But cabs are important! This past august, I bought a new desktop PC (I did not want to build it myself for various reasons). I took it home in an Uber. Trying to walk to the subway with that giant box would have been virtually impossible.
```
Manhattan's Congestion Relief Zone starts at 60th Street and heads south to include the Lincoln, Holland and Hugh L. Carey tunnels on the Hudson River side, and the Queensboro Bridge, Queens Midtown Tunnel, Williamsburg Bridge, Manhattan Bridge and Brooklyn Bridge on the East Side.
Drivers will be charged when they enter the Congestion Relief Zone using the Brooklyn, Manhattan, Queensboro or Williamsburg Bridges, or the Holland, Hugh L. Carey, Lincoln or Queens-Midtown tunnels.
Drivers coming from the Bronx or Upper Manhattan will be charged once they reach 60th Street.
```
Incorrect--if you take one of those bridges/tunnels below 60th street, then stay on FDR or West Side Highway to travel to a different part of NYC (i.e. you never enter the interior surface streets below 60th), then you don't pay the congestion fee.
"The Congestion Relief Zone includes local streets and avenues in Manhattan south of and including 60 Street, excluding the FDR Drive, West Side Highway/Route 9A, and the Hugh L. Carey Tunnel connections to West Street."
It’s only the densest transit zone in the US. Many international locales are denser and measurably better.

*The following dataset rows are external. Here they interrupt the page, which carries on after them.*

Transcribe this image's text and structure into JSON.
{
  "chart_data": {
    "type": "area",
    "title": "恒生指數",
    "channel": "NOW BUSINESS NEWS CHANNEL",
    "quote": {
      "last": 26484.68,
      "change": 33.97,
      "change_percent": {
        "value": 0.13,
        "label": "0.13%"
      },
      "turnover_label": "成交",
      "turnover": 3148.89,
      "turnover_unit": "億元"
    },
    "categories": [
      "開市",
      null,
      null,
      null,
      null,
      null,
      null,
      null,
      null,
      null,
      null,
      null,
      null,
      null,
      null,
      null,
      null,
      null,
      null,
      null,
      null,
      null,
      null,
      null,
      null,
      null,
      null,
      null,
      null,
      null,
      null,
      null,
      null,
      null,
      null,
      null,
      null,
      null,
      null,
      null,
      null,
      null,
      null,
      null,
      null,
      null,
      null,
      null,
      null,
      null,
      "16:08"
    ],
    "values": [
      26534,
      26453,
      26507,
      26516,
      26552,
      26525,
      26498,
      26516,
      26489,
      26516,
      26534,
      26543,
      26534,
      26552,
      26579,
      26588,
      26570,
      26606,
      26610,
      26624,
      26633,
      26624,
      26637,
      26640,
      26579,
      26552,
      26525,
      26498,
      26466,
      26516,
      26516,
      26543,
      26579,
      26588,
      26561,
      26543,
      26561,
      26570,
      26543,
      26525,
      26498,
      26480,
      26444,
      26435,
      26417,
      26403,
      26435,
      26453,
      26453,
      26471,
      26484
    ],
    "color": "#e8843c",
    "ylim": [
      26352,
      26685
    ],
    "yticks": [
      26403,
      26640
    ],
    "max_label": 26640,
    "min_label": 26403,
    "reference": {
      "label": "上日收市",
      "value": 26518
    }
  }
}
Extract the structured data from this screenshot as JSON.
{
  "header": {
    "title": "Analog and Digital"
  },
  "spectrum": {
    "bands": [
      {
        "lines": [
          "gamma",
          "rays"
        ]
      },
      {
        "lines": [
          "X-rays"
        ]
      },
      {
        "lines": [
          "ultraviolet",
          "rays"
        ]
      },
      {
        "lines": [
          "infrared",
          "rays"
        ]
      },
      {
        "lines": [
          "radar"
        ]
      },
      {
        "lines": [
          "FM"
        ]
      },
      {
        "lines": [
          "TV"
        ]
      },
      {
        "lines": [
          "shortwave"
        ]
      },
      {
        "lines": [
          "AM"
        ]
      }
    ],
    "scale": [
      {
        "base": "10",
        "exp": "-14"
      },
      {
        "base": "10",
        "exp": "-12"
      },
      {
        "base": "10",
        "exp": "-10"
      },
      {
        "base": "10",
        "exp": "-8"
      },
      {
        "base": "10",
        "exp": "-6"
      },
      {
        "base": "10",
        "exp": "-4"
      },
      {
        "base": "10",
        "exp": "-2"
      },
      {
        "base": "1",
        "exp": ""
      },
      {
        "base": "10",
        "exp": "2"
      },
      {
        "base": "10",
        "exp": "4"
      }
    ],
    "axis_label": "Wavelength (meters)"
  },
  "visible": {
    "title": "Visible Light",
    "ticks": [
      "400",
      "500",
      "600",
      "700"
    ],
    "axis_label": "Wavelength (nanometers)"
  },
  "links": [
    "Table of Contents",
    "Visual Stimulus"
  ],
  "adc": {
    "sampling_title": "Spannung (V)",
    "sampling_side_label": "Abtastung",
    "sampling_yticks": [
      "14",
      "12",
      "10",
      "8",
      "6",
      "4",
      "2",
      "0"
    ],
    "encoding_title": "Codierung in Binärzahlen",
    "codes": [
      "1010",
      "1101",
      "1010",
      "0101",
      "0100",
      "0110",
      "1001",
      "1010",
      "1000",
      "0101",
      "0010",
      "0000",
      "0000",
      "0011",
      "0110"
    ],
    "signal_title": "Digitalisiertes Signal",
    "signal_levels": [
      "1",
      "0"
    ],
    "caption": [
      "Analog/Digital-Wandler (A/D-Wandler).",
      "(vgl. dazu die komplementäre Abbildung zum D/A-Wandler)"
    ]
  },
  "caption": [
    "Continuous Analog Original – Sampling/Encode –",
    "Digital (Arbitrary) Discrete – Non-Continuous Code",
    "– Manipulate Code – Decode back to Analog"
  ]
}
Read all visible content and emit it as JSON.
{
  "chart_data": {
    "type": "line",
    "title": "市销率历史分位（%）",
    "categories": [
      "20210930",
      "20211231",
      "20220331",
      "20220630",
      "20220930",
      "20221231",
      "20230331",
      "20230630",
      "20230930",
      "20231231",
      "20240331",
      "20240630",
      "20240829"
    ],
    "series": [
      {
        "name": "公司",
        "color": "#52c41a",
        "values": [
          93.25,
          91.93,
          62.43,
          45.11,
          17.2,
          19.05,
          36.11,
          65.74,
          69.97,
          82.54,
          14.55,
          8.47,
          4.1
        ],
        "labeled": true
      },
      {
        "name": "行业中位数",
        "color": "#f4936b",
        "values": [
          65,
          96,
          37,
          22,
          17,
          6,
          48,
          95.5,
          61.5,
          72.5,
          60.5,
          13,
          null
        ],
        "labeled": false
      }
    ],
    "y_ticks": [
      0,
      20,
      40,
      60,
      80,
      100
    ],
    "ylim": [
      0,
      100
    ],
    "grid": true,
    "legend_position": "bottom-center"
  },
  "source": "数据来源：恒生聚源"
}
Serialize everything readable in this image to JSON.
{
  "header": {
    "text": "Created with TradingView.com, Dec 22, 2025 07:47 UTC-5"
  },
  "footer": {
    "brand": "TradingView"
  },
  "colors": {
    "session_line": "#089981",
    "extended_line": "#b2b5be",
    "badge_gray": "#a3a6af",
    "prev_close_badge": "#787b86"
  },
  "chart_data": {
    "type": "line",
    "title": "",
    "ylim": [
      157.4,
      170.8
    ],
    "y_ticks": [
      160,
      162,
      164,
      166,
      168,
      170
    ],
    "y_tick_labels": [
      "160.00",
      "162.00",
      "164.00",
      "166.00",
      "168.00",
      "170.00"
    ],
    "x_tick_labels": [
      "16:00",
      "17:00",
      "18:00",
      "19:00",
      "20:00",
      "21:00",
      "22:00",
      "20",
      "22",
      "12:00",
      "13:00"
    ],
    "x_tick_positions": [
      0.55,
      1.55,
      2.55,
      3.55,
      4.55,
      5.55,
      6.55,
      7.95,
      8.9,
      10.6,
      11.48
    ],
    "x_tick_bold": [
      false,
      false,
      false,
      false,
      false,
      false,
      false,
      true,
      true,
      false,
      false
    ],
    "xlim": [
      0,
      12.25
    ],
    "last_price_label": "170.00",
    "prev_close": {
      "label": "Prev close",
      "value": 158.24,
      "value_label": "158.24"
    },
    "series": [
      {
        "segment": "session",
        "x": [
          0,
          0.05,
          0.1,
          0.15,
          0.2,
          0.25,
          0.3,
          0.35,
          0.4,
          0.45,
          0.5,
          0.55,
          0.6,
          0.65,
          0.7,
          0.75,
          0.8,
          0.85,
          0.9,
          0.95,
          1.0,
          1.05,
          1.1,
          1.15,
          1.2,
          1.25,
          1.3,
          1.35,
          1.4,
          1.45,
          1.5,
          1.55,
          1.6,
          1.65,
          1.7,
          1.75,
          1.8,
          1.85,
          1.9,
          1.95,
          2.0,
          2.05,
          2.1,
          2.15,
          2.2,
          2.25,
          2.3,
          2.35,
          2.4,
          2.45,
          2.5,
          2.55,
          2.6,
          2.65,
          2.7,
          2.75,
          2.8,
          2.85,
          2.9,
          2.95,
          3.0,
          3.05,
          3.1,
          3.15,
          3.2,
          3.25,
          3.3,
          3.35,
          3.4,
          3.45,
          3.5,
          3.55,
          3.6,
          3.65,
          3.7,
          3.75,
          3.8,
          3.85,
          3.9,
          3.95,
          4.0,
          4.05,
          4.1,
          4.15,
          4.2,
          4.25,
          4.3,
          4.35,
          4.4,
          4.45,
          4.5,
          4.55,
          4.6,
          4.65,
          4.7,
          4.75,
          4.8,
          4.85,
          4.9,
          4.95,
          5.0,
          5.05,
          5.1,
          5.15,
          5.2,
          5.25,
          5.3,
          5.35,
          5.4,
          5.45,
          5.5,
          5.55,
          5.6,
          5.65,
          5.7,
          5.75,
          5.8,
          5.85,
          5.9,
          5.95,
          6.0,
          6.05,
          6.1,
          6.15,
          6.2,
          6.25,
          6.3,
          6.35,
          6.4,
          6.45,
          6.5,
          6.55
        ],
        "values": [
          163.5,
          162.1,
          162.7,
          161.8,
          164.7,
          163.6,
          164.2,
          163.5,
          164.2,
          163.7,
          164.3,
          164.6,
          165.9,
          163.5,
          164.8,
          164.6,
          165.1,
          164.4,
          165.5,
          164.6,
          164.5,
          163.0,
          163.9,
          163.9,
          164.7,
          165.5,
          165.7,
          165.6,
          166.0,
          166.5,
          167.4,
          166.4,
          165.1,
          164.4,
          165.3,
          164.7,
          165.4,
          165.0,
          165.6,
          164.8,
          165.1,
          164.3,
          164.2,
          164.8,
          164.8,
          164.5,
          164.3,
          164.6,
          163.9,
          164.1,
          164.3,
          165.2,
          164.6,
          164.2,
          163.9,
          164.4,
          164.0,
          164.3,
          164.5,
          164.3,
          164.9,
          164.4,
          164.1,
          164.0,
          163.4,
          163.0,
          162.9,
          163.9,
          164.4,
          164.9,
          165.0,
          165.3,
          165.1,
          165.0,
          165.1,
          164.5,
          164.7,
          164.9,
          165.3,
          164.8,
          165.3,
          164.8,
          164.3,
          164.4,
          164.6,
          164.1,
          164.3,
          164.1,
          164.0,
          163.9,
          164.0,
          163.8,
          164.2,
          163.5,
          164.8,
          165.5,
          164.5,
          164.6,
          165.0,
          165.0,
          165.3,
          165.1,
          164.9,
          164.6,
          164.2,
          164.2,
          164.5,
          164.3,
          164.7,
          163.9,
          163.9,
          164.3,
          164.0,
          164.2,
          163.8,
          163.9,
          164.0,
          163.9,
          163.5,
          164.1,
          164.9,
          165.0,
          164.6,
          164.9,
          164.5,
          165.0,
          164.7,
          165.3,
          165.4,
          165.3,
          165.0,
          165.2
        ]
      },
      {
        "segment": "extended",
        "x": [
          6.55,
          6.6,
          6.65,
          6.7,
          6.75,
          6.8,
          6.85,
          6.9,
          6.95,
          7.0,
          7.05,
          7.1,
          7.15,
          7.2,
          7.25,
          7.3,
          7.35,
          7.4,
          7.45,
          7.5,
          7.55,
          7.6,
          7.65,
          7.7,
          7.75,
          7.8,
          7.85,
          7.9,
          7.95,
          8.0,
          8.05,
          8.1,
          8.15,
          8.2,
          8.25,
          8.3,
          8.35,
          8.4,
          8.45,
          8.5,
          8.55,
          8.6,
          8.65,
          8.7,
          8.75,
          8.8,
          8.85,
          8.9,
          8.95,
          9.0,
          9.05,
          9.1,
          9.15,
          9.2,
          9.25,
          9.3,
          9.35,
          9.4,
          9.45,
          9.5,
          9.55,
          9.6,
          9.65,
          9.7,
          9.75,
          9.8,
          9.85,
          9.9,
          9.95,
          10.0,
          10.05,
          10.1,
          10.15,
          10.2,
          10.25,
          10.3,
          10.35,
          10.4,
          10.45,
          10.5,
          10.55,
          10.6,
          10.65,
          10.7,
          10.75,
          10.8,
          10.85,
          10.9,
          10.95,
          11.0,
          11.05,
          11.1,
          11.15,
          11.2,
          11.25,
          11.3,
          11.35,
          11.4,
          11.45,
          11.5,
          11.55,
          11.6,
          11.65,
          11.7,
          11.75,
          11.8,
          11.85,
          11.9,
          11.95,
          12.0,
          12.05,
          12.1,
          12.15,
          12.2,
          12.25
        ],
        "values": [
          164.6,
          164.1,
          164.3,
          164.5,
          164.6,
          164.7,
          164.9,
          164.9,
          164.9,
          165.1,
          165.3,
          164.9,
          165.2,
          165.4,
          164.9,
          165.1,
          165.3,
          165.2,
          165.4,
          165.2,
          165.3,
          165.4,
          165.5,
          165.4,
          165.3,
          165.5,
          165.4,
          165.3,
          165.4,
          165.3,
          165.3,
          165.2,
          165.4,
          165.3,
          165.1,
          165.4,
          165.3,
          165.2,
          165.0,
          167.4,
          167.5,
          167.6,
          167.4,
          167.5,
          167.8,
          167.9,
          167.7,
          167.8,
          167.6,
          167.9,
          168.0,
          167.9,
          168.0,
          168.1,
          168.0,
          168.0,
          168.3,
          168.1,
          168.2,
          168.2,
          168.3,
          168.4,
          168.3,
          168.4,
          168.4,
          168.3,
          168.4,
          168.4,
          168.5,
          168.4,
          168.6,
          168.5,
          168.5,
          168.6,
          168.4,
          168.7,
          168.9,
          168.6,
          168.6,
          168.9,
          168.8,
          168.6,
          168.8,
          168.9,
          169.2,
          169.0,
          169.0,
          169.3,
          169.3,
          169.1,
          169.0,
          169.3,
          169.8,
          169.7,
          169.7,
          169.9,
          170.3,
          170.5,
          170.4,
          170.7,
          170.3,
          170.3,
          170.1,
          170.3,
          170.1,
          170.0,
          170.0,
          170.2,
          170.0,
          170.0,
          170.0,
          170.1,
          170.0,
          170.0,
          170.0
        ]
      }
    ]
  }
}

This issue highlights that people take for granted that things are permanent and people will accept anything. This is great for me — I’ll happily pay the toll to move faster when I’m in the city. But my guess is my customers will start melting away faster and I’ll be spending quality time in Jersey. That was happening even before COVID and I think will accelerate.
They would have been smarter to hold out for a few years and add a surcharge to the road mileage tax that’s coming.